Foliated eight-manifolds for M-theory compactification

TL;DR

This paper characterizes eight-manifolds used in M-theory flux compactifications to AdS3, linking their geometry to foliations with leafwise G2 structures and analyzing the topology and noncommutative aspects of these foliations.

Contribution

It establishes a detailed geometric and topological framework connecting supersymmetric M-theory backgrounds with codimension one foliations and noncommutative tori, providing explicit formulas and criteria.

Findings

Foliations carry leafwise G2 structures determined by supergravity fields.

The C star algebra of the foliation is a noncommutative torus with dimension related to a cohomology class.

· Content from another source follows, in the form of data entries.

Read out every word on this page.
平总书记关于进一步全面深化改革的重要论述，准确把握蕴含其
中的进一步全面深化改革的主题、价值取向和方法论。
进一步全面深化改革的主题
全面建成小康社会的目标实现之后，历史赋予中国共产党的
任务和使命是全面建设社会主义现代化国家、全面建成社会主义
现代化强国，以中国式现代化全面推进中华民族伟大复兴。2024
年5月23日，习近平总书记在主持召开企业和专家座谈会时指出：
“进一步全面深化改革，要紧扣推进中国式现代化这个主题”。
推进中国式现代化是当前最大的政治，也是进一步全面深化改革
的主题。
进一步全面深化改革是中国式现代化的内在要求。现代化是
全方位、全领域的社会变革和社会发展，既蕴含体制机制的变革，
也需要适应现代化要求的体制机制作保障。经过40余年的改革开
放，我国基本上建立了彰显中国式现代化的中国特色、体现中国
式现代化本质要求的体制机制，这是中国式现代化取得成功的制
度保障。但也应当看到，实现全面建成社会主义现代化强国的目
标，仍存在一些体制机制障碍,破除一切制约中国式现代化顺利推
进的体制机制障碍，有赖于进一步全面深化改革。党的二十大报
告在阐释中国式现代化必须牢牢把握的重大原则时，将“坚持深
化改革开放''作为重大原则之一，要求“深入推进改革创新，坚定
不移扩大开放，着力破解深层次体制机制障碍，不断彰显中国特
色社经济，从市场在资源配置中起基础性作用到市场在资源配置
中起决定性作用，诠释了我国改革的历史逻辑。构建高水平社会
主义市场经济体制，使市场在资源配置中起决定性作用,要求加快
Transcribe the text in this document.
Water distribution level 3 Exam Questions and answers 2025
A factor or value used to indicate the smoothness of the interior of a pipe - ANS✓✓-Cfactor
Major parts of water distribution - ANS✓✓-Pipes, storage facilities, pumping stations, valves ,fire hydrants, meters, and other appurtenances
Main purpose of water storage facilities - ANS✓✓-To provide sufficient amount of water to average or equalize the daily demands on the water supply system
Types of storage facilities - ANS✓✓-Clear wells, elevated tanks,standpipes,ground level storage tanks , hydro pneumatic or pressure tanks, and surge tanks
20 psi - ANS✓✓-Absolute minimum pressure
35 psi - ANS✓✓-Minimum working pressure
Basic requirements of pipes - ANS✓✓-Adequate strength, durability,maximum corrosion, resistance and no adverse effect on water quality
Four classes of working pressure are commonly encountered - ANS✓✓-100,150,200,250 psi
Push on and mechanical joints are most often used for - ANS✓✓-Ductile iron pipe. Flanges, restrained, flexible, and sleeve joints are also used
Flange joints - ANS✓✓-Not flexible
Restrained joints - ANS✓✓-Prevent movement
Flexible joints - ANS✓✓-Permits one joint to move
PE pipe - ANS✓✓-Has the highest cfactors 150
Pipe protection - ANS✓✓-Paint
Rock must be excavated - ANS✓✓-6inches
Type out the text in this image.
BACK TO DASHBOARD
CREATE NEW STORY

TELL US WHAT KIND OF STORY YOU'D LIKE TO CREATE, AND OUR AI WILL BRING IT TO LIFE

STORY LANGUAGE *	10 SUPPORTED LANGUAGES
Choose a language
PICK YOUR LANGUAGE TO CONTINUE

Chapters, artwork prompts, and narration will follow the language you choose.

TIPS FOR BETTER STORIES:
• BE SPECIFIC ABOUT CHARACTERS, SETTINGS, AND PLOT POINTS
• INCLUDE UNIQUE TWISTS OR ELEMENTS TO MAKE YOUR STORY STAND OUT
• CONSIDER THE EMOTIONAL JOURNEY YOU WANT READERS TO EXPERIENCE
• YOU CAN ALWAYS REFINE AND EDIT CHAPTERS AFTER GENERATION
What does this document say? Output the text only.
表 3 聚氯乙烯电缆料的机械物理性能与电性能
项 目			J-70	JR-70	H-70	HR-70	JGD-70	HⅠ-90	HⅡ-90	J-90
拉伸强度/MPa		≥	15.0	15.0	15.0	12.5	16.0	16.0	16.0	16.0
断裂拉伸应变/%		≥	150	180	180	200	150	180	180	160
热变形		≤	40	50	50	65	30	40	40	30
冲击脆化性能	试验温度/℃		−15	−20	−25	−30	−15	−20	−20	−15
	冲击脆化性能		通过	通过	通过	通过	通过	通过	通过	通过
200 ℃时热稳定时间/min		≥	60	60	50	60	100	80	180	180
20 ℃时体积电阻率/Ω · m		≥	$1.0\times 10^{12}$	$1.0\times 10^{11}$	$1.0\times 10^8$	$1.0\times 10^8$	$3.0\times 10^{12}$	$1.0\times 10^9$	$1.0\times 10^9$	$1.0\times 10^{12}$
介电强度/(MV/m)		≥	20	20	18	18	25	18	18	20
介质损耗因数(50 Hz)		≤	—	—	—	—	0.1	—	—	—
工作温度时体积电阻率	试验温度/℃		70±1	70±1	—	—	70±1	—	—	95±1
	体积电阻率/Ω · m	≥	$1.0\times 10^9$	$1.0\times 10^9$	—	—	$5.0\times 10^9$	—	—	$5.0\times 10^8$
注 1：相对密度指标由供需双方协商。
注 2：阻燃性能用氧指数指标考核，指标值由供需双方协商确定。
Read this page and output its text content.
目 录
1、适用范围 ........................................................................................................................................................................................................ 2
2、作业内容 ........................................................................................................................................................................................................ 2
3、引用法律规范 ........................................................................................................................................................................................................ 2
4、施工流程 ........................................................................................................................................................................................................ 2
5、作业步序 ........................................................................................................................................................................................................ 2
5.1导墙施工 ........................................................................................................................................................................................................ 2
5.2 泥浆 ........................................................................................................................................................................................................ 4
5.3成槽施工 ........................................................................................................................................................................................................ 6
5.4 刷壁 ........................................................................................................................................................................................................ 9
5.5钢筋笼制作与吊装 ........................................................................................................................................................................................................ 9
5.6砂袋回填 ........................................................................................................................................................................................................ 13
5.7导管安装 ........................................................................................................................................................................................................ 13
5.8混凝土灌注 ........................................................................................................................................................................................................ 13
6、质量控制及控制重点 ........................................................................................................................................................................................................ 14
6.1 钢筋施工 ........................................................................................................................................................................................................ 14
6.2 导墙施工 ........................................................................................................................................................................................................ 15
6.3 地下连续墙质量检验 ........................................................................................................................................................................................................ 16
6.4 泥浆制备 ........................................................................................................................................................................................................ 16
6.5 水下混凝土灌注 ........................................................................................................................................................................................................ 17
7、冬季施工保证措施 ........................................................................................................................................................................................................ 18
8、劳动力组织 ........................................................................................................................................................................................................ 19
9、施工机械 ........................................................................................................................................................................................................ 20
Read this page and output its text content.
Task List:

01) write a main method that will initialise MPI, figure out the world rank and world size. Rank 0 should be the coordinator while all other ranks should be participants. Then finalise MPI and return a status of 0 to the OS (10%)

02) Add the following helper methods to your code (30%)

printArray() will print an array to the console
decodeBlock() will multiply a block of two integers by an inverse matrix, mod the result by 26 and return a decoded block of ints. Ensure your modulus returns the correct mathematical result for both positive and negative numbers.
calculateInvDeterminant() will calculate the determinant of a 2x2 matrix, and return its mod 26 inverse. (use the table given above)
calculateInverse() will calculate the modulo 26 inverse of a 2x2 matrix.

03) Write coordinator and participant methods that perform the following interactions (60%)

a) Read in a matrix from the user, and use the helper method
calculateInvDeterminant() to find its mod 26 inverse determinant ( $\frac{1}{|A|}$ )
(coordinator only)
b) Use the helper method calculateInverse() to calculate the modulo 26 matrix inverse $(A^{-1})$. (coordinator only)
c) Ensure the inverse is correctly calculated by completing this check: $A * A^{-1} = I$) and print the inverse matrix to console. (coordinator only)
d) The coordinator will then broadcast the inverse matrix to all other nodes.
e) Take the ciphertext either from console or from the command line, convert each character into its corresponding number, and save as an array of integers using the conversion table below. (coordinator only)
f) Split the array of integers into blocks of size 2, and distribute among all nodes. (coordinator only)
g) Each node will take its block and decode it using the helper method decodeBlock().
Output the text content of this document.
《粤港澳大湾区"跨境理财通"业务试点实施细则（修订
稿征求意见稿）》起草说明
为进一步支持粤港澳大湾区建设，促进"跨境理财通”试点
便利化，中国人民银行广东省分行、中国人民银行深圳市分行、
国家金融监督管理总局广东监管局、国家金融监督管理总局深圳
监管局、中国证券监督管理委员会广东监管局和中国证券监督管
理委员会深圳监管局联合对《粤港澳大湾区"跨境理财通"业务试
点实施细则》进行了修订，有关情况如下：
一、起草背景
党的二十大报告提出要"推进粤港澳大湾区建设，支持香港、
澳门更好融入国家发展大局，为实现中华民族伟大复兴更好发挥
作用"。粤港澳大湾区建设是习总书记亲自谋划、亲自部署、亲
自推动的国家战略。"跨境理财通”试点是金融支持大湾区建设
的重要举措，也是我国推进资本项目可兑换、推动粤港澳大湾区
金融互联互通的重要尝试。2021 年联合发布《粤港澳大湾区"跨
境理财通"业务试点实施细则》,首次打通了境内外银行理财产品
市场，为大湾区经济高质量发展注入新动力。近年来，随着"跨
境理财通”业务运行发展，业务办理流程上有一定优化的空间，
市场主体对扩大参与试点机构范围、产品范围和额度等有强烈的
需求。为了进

A criterion for when foliations are fibrations over the circle is provided.

Abstract

We characterize compact eight-manifolds M which arise as internal spaces in N=1 flux compactifications of M-theory down to AdS3 using the theory of foliations, for the case when the internal part of the supersymmetry generator is everywhere non-chiral. We prove that specifying such a supersymmetric background is equivalent with giving a codimension one foliation of M which carries a leafwise G2 structure, such that the O'Neill-Gray tensors, non-adapted part of the normal connection and torsion classes of the G2 structure are given in terms of the supergravity four-form field strength by explicit formulas which we derive. We discuss the topology of such foliations, showing that the C star algebra of the foliation is a noncommutative torus of dimension given by the irrationality rank of a certain cohomology class constructed from the four-form field strength, which must satisfy the Latour obstruction. We also give a criterion in terms of this class for when such foliations are fibrations over the circle. When the criterion is not satisfied, each leaf of the foliation is dense in M.